Egypt’s real GDP growth rate for the fiscal year - which ends this month - is expected to drop to 0.4 percent compared to an earlier forecast of 5.5 percent, says Callee Davis, an economist at NKC African. 

“Recent global developments do not bode well for Egypt’s current account as Egypt’s main forex earners - tourism, remittances and petroleum and non-petroleum exports - will be hard hit by the global pandemic,” she told TRT World

The foreign reserves which were at a comfortable $45 billion before the pandemic struck, have since been on the slide. In just two months, they dropped to $37 billion in April as loan repayments were made and foreign investment flowed out. 

The reserves will hit a low of $31 billion this year, according to rating agency Fitch. 

Egypt is among those cash-strapped countries rushing to avail the International Monetary Fund’s (IMF) emergency loans, signing a deal last month to borrow $2.8 billion to boost its rapidly falling foreign currency reserves. It’s also in talks to take an additional $5 billion in a standby IMF loan. 

Problems on multiple fronts 

Even before the pandemic struck, Egyptians were feeling the pain of austerity measures implemented after a 2016 loan deal with the IMF. 

Nearly one third of the people in the Middle East’s most populated country live below the poverty line - many dependent on government handouts. 
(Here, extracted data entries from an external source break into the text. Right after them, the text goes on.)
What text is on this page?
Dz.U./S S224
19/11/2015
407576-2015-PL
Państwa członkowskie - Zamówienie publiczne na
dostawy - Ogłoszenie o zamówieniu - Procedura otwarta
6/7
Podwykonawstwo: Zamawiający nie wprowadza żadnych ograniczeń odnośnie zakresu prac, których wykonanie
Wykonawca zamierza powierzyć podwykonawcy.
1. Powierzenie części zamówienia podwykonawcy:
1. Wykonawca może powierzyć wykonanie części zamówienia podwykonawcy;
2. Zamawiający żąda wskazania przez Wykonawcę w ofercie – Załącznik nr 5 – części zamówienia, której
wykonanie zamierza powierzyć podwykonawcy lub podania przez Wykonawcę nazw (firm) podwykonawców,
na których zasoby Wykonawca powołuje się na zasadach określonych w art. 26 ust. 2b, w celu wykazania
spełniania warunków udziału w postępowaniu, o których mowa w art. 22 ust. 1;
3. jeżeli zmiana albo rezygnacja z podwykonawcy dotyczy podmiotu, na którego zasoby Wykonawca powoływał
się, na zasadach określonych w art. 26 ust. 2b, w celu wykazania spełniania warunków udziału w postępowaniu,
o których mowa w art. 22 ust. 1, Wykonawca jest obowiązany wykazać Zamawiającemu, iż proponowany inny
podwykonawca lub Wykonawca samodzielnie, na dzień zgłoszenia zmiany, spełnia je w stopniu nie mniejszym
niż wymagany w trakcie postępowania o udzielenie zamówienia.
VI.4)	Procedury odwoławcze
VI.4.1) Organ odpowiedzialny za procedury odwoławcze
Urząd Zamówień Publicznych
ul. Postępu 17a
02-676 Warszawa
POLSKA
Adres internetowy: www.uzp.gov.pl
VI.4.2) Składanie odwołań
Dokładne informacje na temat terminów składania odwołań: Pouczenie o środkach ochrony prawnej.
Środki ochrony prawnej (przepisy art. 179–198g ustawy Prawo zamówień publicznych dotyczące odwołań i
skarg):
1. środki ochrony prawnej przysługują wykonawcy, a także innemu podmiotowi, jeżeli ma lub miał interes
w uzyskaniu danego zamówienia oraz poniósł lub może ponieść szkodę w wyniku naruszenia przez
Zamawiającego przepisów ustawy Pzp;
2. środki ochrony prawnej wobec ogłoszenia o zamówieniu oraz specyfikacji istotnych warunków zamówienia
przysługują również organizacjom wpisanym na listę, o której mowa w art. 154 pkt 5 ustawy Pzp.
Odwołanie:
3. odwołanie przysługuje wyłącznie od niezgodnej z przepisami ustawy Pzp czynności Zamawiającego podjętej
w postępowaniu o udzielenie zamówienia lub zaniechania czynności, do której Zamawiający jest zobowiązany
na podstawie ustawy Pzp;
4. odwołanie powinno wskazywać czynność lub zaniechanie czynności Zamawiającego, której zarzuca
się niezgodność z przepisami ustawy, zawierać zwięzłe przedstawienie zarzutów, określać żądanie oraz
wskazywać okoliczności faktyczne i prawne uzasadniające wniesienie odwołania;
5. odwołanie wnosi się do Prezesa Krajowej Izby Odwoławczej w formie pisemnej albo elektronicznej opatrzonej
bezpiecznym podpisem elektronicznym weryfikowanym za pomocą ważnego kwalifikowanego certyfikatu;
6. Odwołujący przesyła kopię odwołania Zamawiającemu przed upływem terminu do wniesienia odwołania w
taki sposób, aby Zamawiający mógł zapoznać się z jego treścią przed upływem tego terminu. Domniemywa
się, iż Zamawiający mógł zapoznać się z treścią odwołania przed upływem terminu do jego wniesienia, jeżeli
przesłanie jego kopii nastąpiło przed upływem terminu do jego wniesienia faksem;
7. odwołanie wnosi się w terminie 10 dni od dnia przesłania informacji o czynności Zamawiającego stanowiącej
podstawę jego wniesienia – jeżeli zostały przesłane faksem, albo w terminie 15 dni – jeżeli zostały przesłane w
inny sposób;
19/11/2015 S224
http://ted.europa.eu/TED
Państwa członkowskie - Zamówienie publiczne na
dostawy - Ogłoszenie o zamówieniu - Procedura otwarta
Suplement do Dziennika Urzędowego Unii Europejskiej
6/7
Anger and frustration over a lack of jobs, political repression and corruption erupted into scattered protests late last year when reports emerged that Sisi and his aides spent money on luxuries while their people suffered. 

Egypt has devalued its currency, increased taxes and raised the price of electricity as part of the austerity drive. 

The corona effect

The pandemic has hit key drivers of the Egyptian economy. 

For instance, the tourist industry, which employs 1 in 10 Egyptians, has almost come to a standstill and there’s little hope that Europeans will flock back to the pyramids anytime soon. Last year, tourism accounted for $13b billion or five percent of its GDP. 

Gas exports, which have helped fuel economic growth, have taken a hit. Prices have now crashed with little recovery in sight and this jeopardises Sisi’s grand ambition of making Egypt an export hub. 

The World Bank has already indicated that remittances will slow down as people lose jobs as a repercussion of the shutting of businesses. 

Even though Egypt doesn’t rely as much as other countries on remittance income, expats sent home $27 billion last year, making up nine percent of the GDP.

What should be concerning for policymakers is the fact that more than 50 percent of the expat workforce is employed in Gulf countries where widespread layoffs have been reported. 

Informal sectors make up nearly half of the economy, employing millions of people at construction sites and farms. The extent of the fallout of the pandemic on this vulnerable segment from the reduction in both trade and purchases, remains unclear - but it certainly will not be positive.

Income from the Suez Canal, which brings in around $6 billion a year, is going to decline as international trade has slowed. Also, cheaper fuel means ships are taking the longer route around Africa. 

All of these difficulties will put pressure on Sisi’s government to raise adequate funds to support an already agitated population.  

“Government spending will rise considerably in coming months given the recently announced stimulus and bailout package of approximately 100 billion Egyptian pounds,” says Davis. This will increase the fiscal deficit, she says. 

Next year’s economic growth is expected to be a negative 4 percent. 

“Although we expect the slow easing of restrictive measures in coming weeks to support the economy, the upward trajectory of coronavirus cases, coupled with policy uncertainty, poses a significant risk to our outlook,” says Davis.